Solar Accessories: Cables and Connectors
In the previous articles in this series, we covered the essentials of cables and connectors for an off-grid solar power system. Be sure to read those articles, or go back to the first article in this series for a complete overview of how to design an off-grid energy system. In this article, we cover the cabling needs for each leg or connection in the system.
Remember, in solar installations the panels and batteries are always on, so make sure that all the breakers are off when making cabling connections. Even so, be careful when connecting batteries together.
The following list shows all the different kinds of connections, or legs, in which your solar system will require cabling:
• From solar panel strings to the combiner box
• From the combiner box to the charger
• From the charger to the battery array
• Within the battery array
• From the battery array to the inverter
• From the inverter to the devices or appliances you wish to power
PV wire may be used in all locations, but it must be used in the first leg as this is the one location required to be exposed to the elements. A typical installation will use THHN or similar cables, of various gauges, in all legs but the first.
The last leg involves normal AC household extension cords or wiring techniques, and will not be covered in detail in this guide.
Now that we have identified the legs in which cables will be applied, the types of cable and connectors available, it is now time to discuss what cable to use at each location.
Panels To Combiner
As mentioned previously, PV wire will be used exclusively for connecting panel strings to the combiner breakers. Because the combiner will be located outside with the panels, these runs will be relatively short. Also, each string of panels in series will only produce the amount of current of a single panel. As a result of both of these factors, a relatively small gauge wire can be used, compared to the other circuits in the system. For 60-cell panels, producing about 9 amps short-circuited in full sun regardless of specific power rating, 10 AWG PV wire is our choice for this location. This gauge is also about the smallest which can conveniently fit most PV connectors, such as MC4 connectors.
Combiner To Charger
For this leg, the current is a multiple of that in an individual string. While a single string may produce 9 amps maximum, a 3-string array will produce up to 27 amps, and a 6-string array will produce up to 54 amps. As a result, thicker gauge wire is required here. But, since this leg of the cable can be protected inside conduit, cheaper THHN can be used. There are many resources on the web for calculating heat losses for various currents and cable lengths. As examples, however, we would feel comfortable with 8 AWG THHN wire for short runs of a 3-string array, and 6 AWG THHN for long runs of a 3-string array or short runs of a 6-string array, and 4 AWG for long runs of a 6-string array.
Charger To Battery Array
For this leg, the current is probably as high as it will be anywhere else in the system, unless multiple chargers are used to feed a shared battery array. A 96 amp charger in bulk charge mode is producing current approximately seven times the current as that experienced by a 15 amp household circuit. As such, this leg should use 4 AWG for small capacity systems, and 2 AWG for larger capacity systems.
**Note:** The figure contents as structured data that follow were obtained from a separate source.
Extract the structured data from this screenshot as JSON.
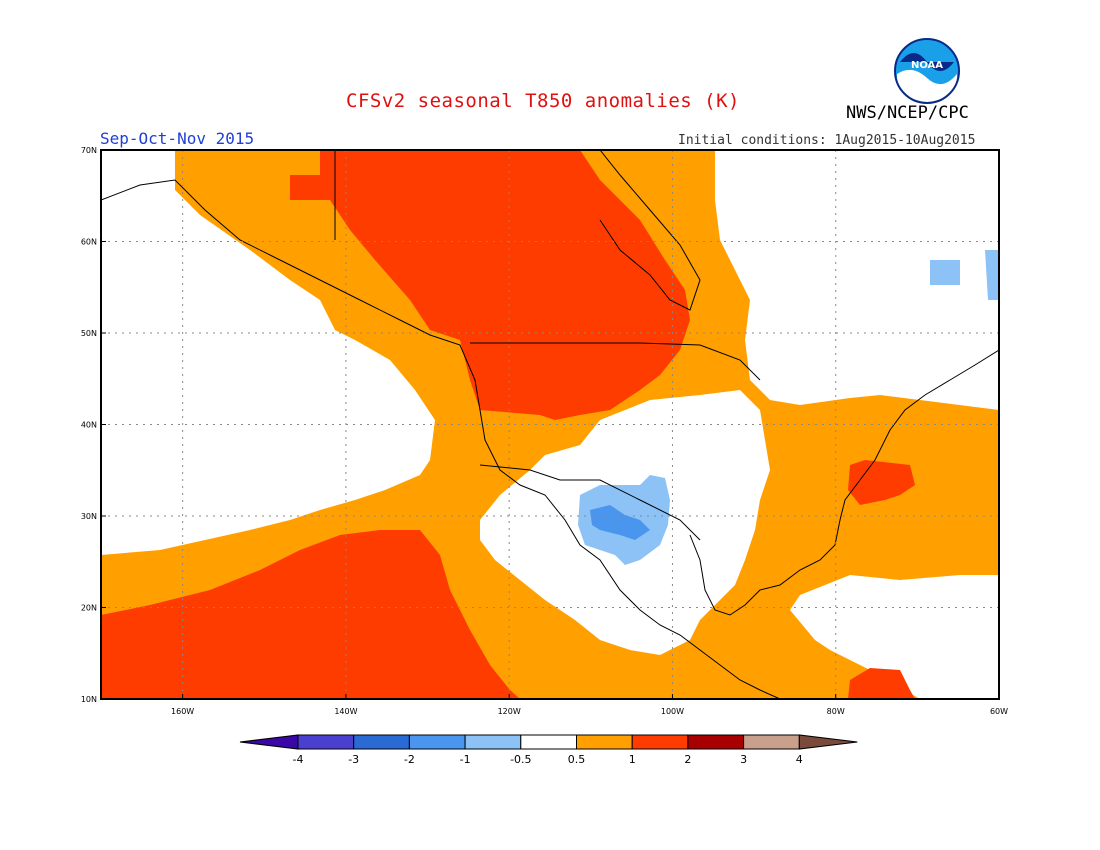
{
  "header": {
    "title": "CFSv2 seasonal T850 anomalies (K)",
    "agency": "NWS/NCEP/CPC",
    "season": "Sep-Oct-Nov 2015",
    "initial_conditions": "Initial conditions: 1Aug2015-10Aug2015",
    "logo_text": "NOAA"
  },
  "map": {
    "lon_range": [
      -170,
      -60
    ],
    "lat_range": [
      10,
      70
    ],
    "lat_ticks": [
      "10N",
      "20N",
      "30N",
      "40N",
      "50N",
      "60N",
      "70N"
    ],
    "lon_ticks": [
      "160W",
      "140W",
      "120W",
      "100W",
      "80W",
      "60W"
    ]
  },
  "legend": {
    "labels": [
      "-4",
      "-3",
      "-2",
      "-1",
      "-0.5",
      "0.5",
      "1",
      "2",
      "3",
      "4"
    ],
    "colors": [
      "#3b08a8",
      "#4b3fd0",
      "#2a6ad4",
      "#4a96ee",
      "#8cc2f6",
      "#ffffff",
      "#ffa000",
      "#ff3c00",
      "#a80000",
      "#c8a08c",
      "#7a4a3a"
    ]
  },
  "colors": {
    "warm_1": "#ffa000",
    "warm_2": "#ff3c00",
    "cool_1": "#8cc2f6",
    "cool_2": "#4a96ee",
    "title_red": "#e01010",
    "season_blue": "#1f3fd6"
  }
}
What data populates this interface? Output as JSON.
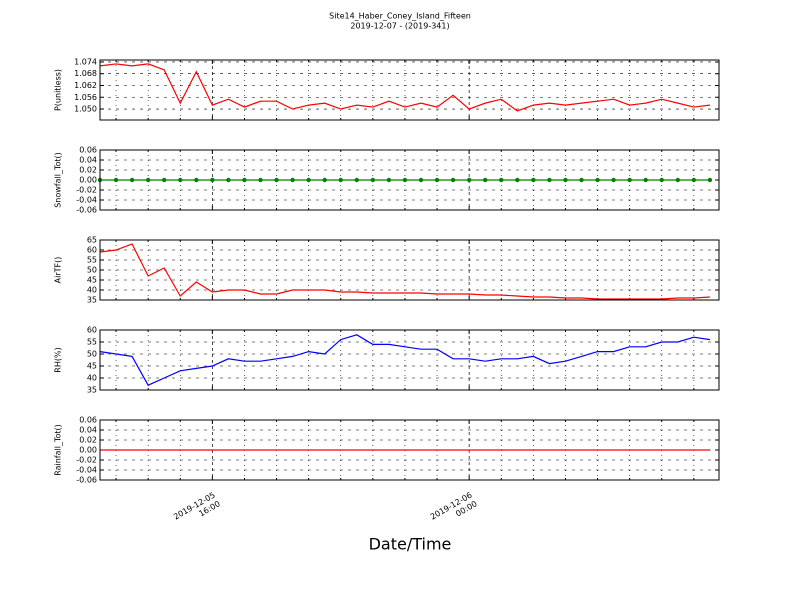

Fortunately, this leg should remain completely indoors, and should involve very short cable lengths. As a result, less expensive THHN wire, and less of it, can be used.
Within The Battery Array
As with the above, these connections will be some of the highest currents in any system. However, in some cases the current will "skip over" the battery array and right out the inverter, so the actual currents experienced within the battery array may be lower than either the charger current or the inverter current. Regardless, just in case either the charger or inverter goes down during maximum operation of the other, the battery array cables should be either 4 AWG, or better, 2 AWG. As these are some of the smallest battery runs, again, this larger wire will not be very expensive overall. If multiple chargers feed a single battery array, then this wire size should be increased accordingly to 1 AWG, or even 1/0 AWG (also known as 0 AWG).
Battery Array To Inverter
To size these connections appropriately, divide the inverter power rating by the battery array voltage. For example, if an inverter can supply 1000 watts, and a 24 volt battery array is used, this wiring will need to handle 42 amps. Often, inverters will ship with the appropriately sized cables for their power and battery rating. If not, consult any of a number of web resources to calculate the appropriate size. The key is to keep these connections, as with the charger and battery connections, as short as possible. We would default to a 6 AWG wire for 1000 watts or less, a 4 AWG wire up to 2000 watts, a 1 AWG wire up to 3000 watts, and 1/0 AWG wire above 3000 watts.
Now that you understand the issues with cable selection for each leg of your solar system, you can more safely implement a high-power off-grid system. A convenient non-contact infrared thermometer will be helpful in verifying your cable selections. If the wire, on any leg, is noticeably warmer than ambient conditions at any time, perhaps by 25 degrees or more, the wire is probably too small. And, don't forget to check the temperature of those cable lugs; a bad connection here can result in a spectacular arcing electrical fire.